Recourse and Non Recourse - Posted by Lynn

Posted by David Butler on June 18, 2007 at 16:20:14:

Hello Lynn,

Yes it could be usury, which is why it is rarely done… note buyers normally want note and collateral property to stand on their own - and discount what they are willing to pay accordingly. I don’t have any court cases immediately at hand for any given state, but seems like I saw one mentioned in a long thread covering the very same question about a week ago at:

Re: Walking backwards notes and uneven cash flows

You should find that helpful. Good Hunting, and

Have Fun For A Living

David P. Butler

Recourse and Non Recourse - Posted by Lynn

Posted by Lynn on June 18, 2007 at 15:19:25:

I was told if I get a note assigned with recourse, it could be usury and the Sec could consider it a loan. Is this true, and are the any court cases to research.
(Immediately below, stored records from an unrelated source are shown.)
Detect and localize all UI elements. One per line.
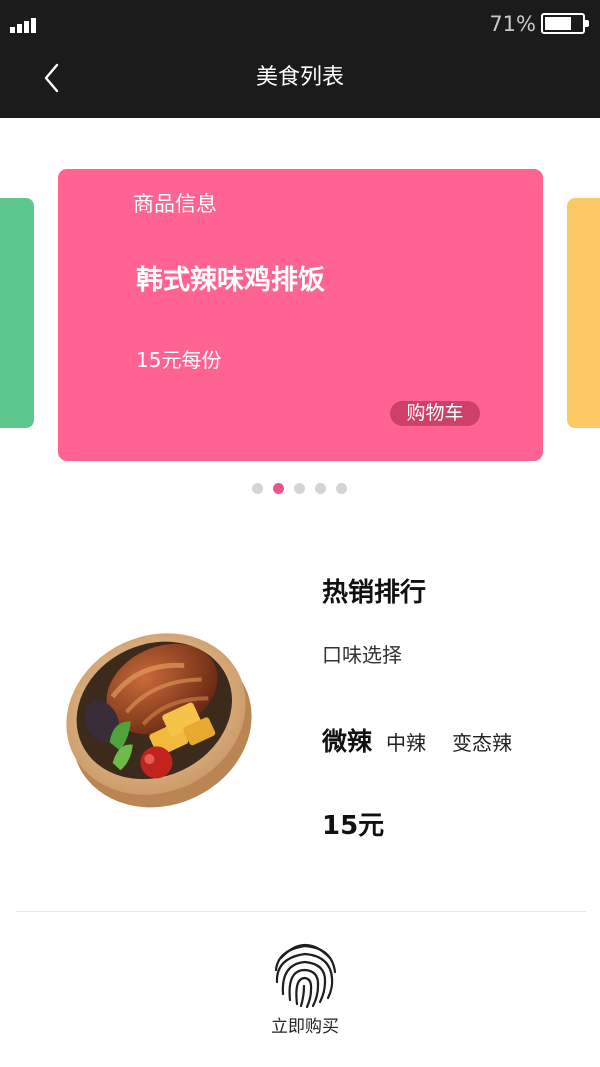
signal-icon: [10, 17, 40, 33]
top-bar: 71% 美食列表: [0, 0, 600, 118]
product-price: 15元: [322, 811, 385, 841]
carousel-card-current[interactable]: 商品信息 韩式辣味鸡排饭 15元每份 购物车: [58, 169, 543, 461]
carousel-dot-1[interactable]: [252, 483, 263, 494]
divider: [16, 911, 586, 912]
product-name: 韩式辣味鸡排饭: [136, 265, 325, 296]
product-price-per-serving: 15元每份: [136, 348, 222, 372]
flavor-option-medium[interactable]: 中辣: [386, 727, 426, 756]
add-to-cart-button[interactable]: 购物车: [390, 401, 480, 426]
battery-percentage: 71%: [489, 12, 536, 36]
carousel-pagination: [252, 483, 357, 495]
fingerprint-icon: [274, 943, 337, 1009]
carousel-dot-4[interactable]: [315, 483, 326, 494]
flavor-options: 微辣 中辣 变态辣: [322, 722, 538, 762]
section-title-hot-ranking: 热销排行: [322, 578, 427, 608]
buy-now-button[interactable]: 立即购买: [250, 932, 360, 1044]
carousel-card-next[interactable]: [567, 198, 600, 428]
flavor-option-mild[interactable]: 微辣: [322, 722, 372, 758]
flavor-label: 口味选择: [322, 643, 402, 667]
flavor-option-extreme[interactable]: 变态辣: [452, 727, 512, 756]
page-title: 美食列表: [255, 65, 344, 90]
buy-now-label: 立即购买: [271, 1017, 339, 1037]
carousel-dot-3[interactable]: [294, 483, 305, 494]
carousel-dot-5[interactable]: [336, 483, 347, 494]
carousel-card-previous[interactable]: [0, 198, 34, 428]
food-image: [66, 633, 252, 808]
carousel-dot-2[interactable]: [273, 483, 284, 494]
battery-icon: [541, 13, 589, 34]
card-header: 商品信息: [133, 192, 217, 216]
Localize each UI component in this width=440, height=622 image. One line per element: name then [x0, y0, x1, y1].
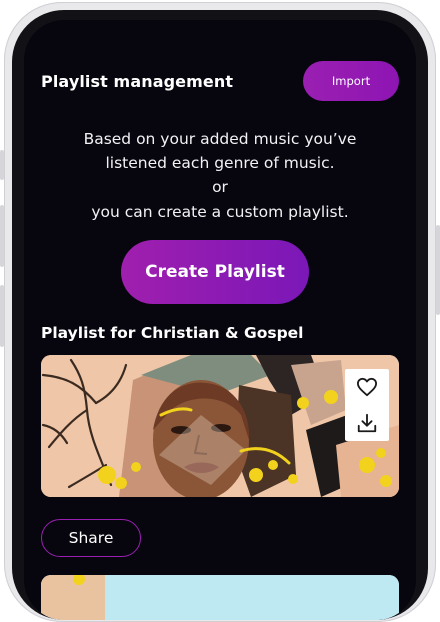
share-button[interactable]: Share [41, 519, 141, 557]
phone-side-button [0, 205, 4, 267]
header: Playlist management Import [41, 60, 399, 102]
download-icon [357, 413, 377, 433]
next-playlist-card[interactable] [41, 575, 399, 620]
next-playlist-cover-art [41, 575, 399, 620]
card-actions [345, 369, 389, 441]
like-button[interactable] [345, 369, 389, 405]
playlist-section-title: Playlist for Christian & Gospel [41, 324, 304, 342]
playlist-cover-card[interactable] [41, 355, 399, 497]
description-or: or [212, 178, 228, 196]
description-line: listened each genre of music. [105, 154, 335, 172]
phone-side-button [0, 150, 4, 180]
download-button[interactable] [345, 405, 389, 441]
description-line: you can create a custom playlist. [91, 203, 349, 221]
heart-icon [356, 377, 377, 397]
phone-side-button [436, 225, 440, 315]
app-screen: Playlist management Import Based on your… [24, 20, 416, 620]
create-playlist-button[interactable]: Create Playlist [121, 240, 309, 304]
page-title: Playlist management [41, 71, 234, 91]
import-button[interactable]: Import [303, 61, 399, 101]
phone-side-button [0, 285, 4, 347]
description-line: Based on your added music you’ve [83, 130, 357, 148]
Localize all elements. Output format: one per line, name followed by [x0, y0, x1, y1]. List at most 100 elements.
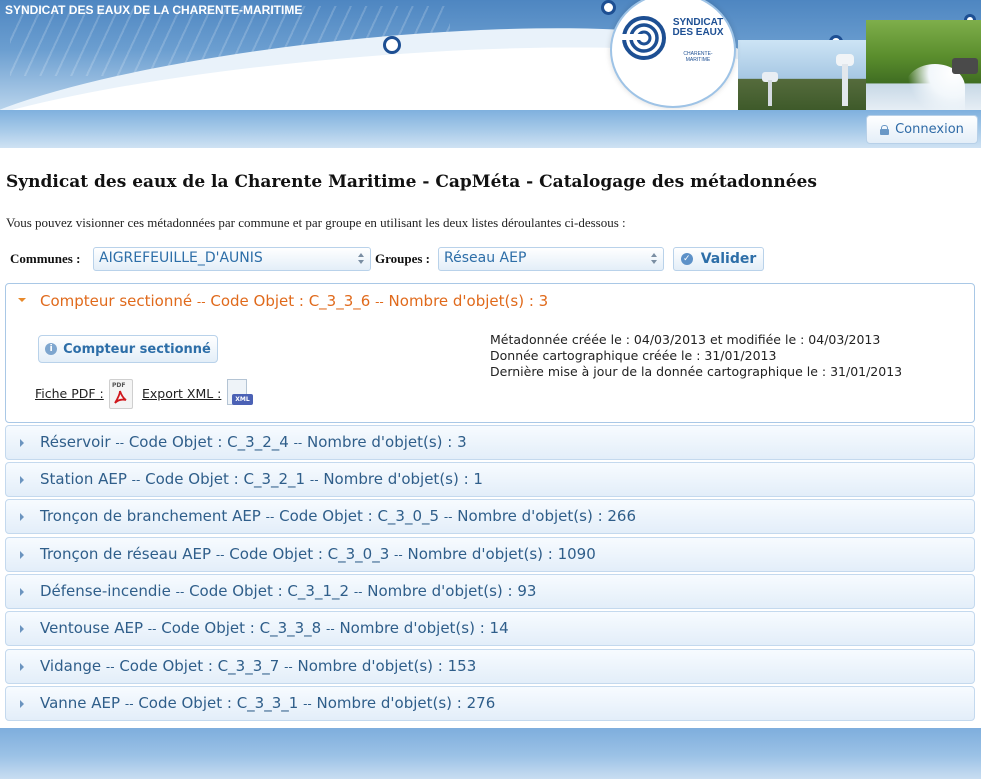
item-count: Nombre d'objet(s) : 3	[388, 292, 549, 310]
accordion-item-header[interactable]: Compteur sectionné -- Code Objet : C_3_3…	[40, 292, 548, 310]
item-code: Code Objet : C_3_0_5	[279, 507, 440, 525]
accordion-item-label: Vanne AEP -- Code Objet : C_3_3_1 -- Nom…	[40, 694, 495, 712]
accordion-item[interactable]: Tronçon de réseau AEP -- Code Objet : C_…	[5, 537, 975, 572]
logo-line-2: DES EAUX	[672, 27, 724, 38]
footer-bar	[0, 728, 981, 779]
validate-button[interactable]: ✓ Valider	[673, 247, 764, 271]
item-separator: --	[284, 660, 293, 674]
accordion-item-label: Tronçon de réseau AEP -- Code Objet : C_…	[40, 545, 596, 563]
pdf-icon[interactable]: PDF	[109, 379, 133, 409]
item-count: Nombre d'objet(s) : 93	[367, 582, 537, 600]
communes-select[interactable]: AIGREFEUILLE_D'AUNIS	[93, 247, 371, 271]
item-name: Vanne AEP	[40, 694, 121, 712]
triangle-right-icon	[20, 551, 24, 559]
item-separator: --	[443, 510, 453, 524]
item-separator: --	[215, 548, 225, 562]
item-code: Code Objet : C_3_2_1	[145, 470, 306, 488]
triangle-down-icon	[18, 298, 26, 302]
check-circle-icon: ✓	[680, 253, 693, 265]
item-name: Tronçon de branchement AEP	[40, 507, 261, 525]
pdf-icon-tag: PDF	[112, 382, 126, 389]
page-title: Syndicat des eaux de la Charente Maritim…	[6, 172, 817, 192]
accordion-item-label: Station AEP -- Code Objet : C_3_2_1 -- N…	[40, 470, 483, 488]
groupes-select[interactable]: Réseau AEP	[438, 247, 664, 271]
logo-subtitle: CHARENTE-MARITIME	[683, 51, 713, 63]
triangle-right-icon	[20, 700, 24, 708]
item-name: Défense-incendie	[40, 582, 171, 600]
pdf-link[interactable]: Fiche PDF :	[35, 386, 104, 401]
groupes-label: Groupes :	[375, 251, 431, 266]
item-separator: --	[375, 295, 384, 309]
item-separator: --	[353, 585, 363, 599]
banner-title: SYNDICAT DES EAUX DE LA CHARENTE-MARITIM…	[5, 3, 303, 17]
item-name: Compteur sectionné	[40, 292, 193, 310]
triangle-right-icon	[20, 513, 24, 521]
item-separator: --	[265, 510, 275, 524]
item-separator: --	[105, 660, 115, 674]
logo-text: SYNDICAT DES EAUX	[670, 18, 726, 38]
groupes-select-value: Réseau AEP	[444, 250, 527, 266]
item-name: Vidange	[40, 657, 102, 675]
water-tower-photo	[738, 40, 868, 110]
item-separator: --	[293, 436, 303, 450]
intro-text: Vous pouvez visionner ces métadonnées pa…	[6, 215, 626, 230]
bubble-icon	[601, 0, 616, 15]
item-name: Station AEP	[40, 470, 127, 488]
accordion-item[interactable]: Ventouse AEP -- Code Objet : C_3_3_8 -- …	[5, 611, 975, 646]
item-code: Code Objet : C_3_2_4	[128, 433, 289, 451]
accordion-item-label: Vidange -- Code Objet : C_3_3_7 -- Nombr…	[40, 657, 476, 675]
triangle-right-icon	[20, 439, 24, 447]
item-count: Nombre d'objet(s) : 266	[457, 507, 637, 525]
accordion-item-label: Défense-incendie -- Code Objet : C_3_1_2…	[40, 582, 536, 600]
item-separator: --	[394, 548, 403, 562]
accordion-item[interactable]: Réservoir -- Code Objet : C_3_2_4 -- Nom…	[5, 425, 975, 460]
item-count: Nombre d'objet(s) : 1	[323, 470, 483, 488]
accordion-item[interactable]: Défense-incendie -- Code Objet : C_3_1_2…	[5, 574, 975, 609]
login-label: Connexion	[895, 122, 964, 137]
login-button[interactable]: Connexion	[866, 115, 978, 144]
item-separator: --	[309, 473, 319, 487]
communes-select-value: AIGREFEUILLE_D'AUNIS	[99, 250, 263, 266]
item-count: Nombre d'objet(s) : 153	[297, 657, 477, 675]
accordion-item[interactable]: Station AEP -- Code Objet : C_3_2_1 -- N…	[5, 462, 975, 497]
item-count: Nombre d'objet(s) : 1090	[407, 545, 596, 563]
accordion-item-open: Compteur sectionné -- Code Objet : C_3_3…	[5, 283, 975, 423]
item-separator: --	[147, 622, 157, 636]
pipe-icon	[952, 58, 978, 74]
item-separator: --	[196, 295, 206, 309]
item-separator: --	[175, 585, 185, 599]
accordion-item[interactable]: Vidange -- Code Objet : C_3_3_7 -- Nombr…	[5, 649, 975, 684]
triangle-right-icon	[20, 588, 24, 596]
triangle-right-icon	[20, 625, 24, 633]
sub-button-label: Compteur sectionné	[63, 341, 211, 357]
validate-label: Valider	[700, 251, 757, 267]
select-arrows-icon	[651, 252, 658, 264]
item-code: Code Objet : C_3_3_6	[210, 292, 371, 310]
item-code: Code Objet : C_3_3_8	[161, 619, 322, 637]
nav-bar	[0, 110, 981, 148]
compteur-sectionne-button[interactable]: i Compteur sectionné	[38, 335, 218, 363]
bubble-icon	[383, 36, 401, 54]
item-separator: --	[131, 473, 141, 487]
accordion-item[interactable]: Tronçon de branchement AEP -- Code Objet…	[5, 499, 975, 534]
spiral-logo-icon	[622, 16, 666, 60]
info-icon: i	[45, 343, 58, 355]
item-count: Nombre d'objet(s) : 276	[316, 694, 496, 712]
item-name: Tronçon de réseau AEP	[40, 545, 212, 563]
item-code: Code Objet : C_3_3_1	[138, 694, 299, 712]
select-arrows-icon	[358, 252, 365, 264]
item-count: Nombre d'objet(s) : 3	[307, 433, 467, 451]
accordion-item[interactable]: Vanne AEP -- Code Objet : C_3_3_1 -- Nom…	[5, 686, 975, 721]
map-data-updated: Dernière mise à jour de la donnée cartog…	[490, 364, 903, 379]
item-code: Code Objet : C_3_0_3	[229, 545, 390, 563]
lock-icon	[880, 124, 890, 135]
triangle-right-icon	[20, 476, 24, 484]
item-separator: --	[325, 622, 335, 636]
item-separator: --	[124, 697, 134, 711]
xml-link[interactable]: Export XML :	[142, 386, 221, 401]
water-tower-stem	[768, 80, 772, 106]
item-code: Code Objet : C_3_1_2	[189, 582, 350, 600]
xml-icon[interactable]: XML	[225, 379, 253, 407]
item-code: Code Objet : C_3_3_7	[119, 657, 280, 675]
item-separator: --	[303, 697, 312, 711]
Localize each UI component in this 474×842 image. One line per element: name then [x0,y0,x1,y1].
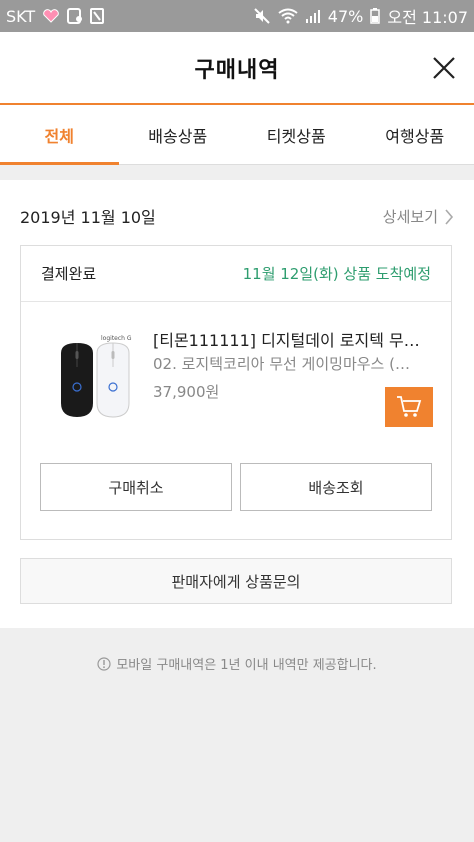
cancel-purchase-button[interactable]: 구매취소 [40,463,232,511]
close-button[interactable] [430,54,458,82]
tab-ticket-products[interactable]: 티켓상품 [237,105,356,164]
footer-note: 모바일 구매내역은 1년 이내 내역만 제공합니다. [0,654,474,673]
heart-icon [42,9,60,23]
detail-link-label: 상세보기 [382,208,438,226]
product-option: 02. 로지텍코리아 무선 게이밍마우스 (… [153,355,410,373]
order-list: 2019년 11월 10일 상세보기 결제완료 11월 12일(화) 상품 도착… [0,180,474,628]
delivery-estimate: 11월 12일(화) 상품 도착예정 [242,265,431,283]
sim-icon [90,8,105,24]
cart-icon [397,396,422,417]
detail-link[interactable]: 상세보기 [383,206,454,227]
info-icon [97,656,111,671]
track-delivery-button[interactable]: 배송조회 [240,463,432,511]
clock: 오전 11:07 [387,8,468,27]
page-title: 구매내역 [194,58,280,83]
wifi-icon [278,8,298,24]
seller-inquiry-button[interactable]: 판매자에게 상품문의 [20,558,452,604]
chevron-right-icon [445,208,454,225]
product-item[interactable]: logitech G [티몬111111] 디지털데이 로지텍 무선 … 02.… [21,303,451,453]
order-card: 결제완료 11월 12일(화) 상품 도착예정 logitech G [티몬11… [20,245,452,540]
status-bar-right: 47% 오전 11:07 [253,4,468,28]
status-bar-left: SKT [6,6,105,26]
battery-percent: 47% [327,6,364,26]
signal-icon [305,8,321,24]
svg-text:logitech G: logitech G [101,335,132,342]
mute-icon [253,8,271,24]
battery-icon [370,8,381,24]
payment-status: 결제완료 [41,265,97,283]
tab-travel-products[interactable]: 여행상품 [356,105,474,164]
order-actions: 구매취소 배송조회 [40,463,432,511]
page-header: 구매내역 [0,32,474,104]
product-image[interactable]: logitech G [49,325,149,425]
close-icon [433,57,455,79]
status-bar: SKT 47% 오전 11:07 [0,0,474,32]
add-to-cart-button[interactable] [385,387,433,427]
product-price: 37,900원 [153,383,220,401]
order-date: 2019년 11월 10일 [20,208,156,227]
tab-all[interactable]: 전체 [0,105,119,165]
carrier-label: SKT [6,6,36,26]
notification-icon [67,8,83,24]
order-status-row: 결제완료 11월 12일(화) 상품 도착예정 [21,246,451,302]
product-name[interactable]: [티몬111111] 디지털데이 로지텍 무선 … [153,327,433,351]
footer-note-text: 모바일 구매내역은 1년 이내 내역만 제공합니다. [116,658,377,673]
tab-bar: 전체 배송상품 티켓상품 여행상품 [0,105,474,165]
tab-delivery-products[interactable]: 배송상품 [119,105,238,164]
State laws vary on recourse and usury - Posted by John Merchant

Posted by John Merchant on June 22, 2007 at 08:11:17:

WA State has a decision on its law books from a few years back where this exact situation arose and was adjudicated in court.

The note holder lost* as the loan/note WAS ruled to be usurious loan as to guy who “recoursed” the loan, and the court found that the interest rate to him was way more than legal and was therefore usurious under WA State law.

*and lost BIG, losing not only the money he’d paid for the note, but also his own and the other side’s attorney fees,court costs, interest, etc.

I’d guess that poor guy never bought another note from anybody for anything and I’m just glad it wasn’t me who sold him that note as a great investment!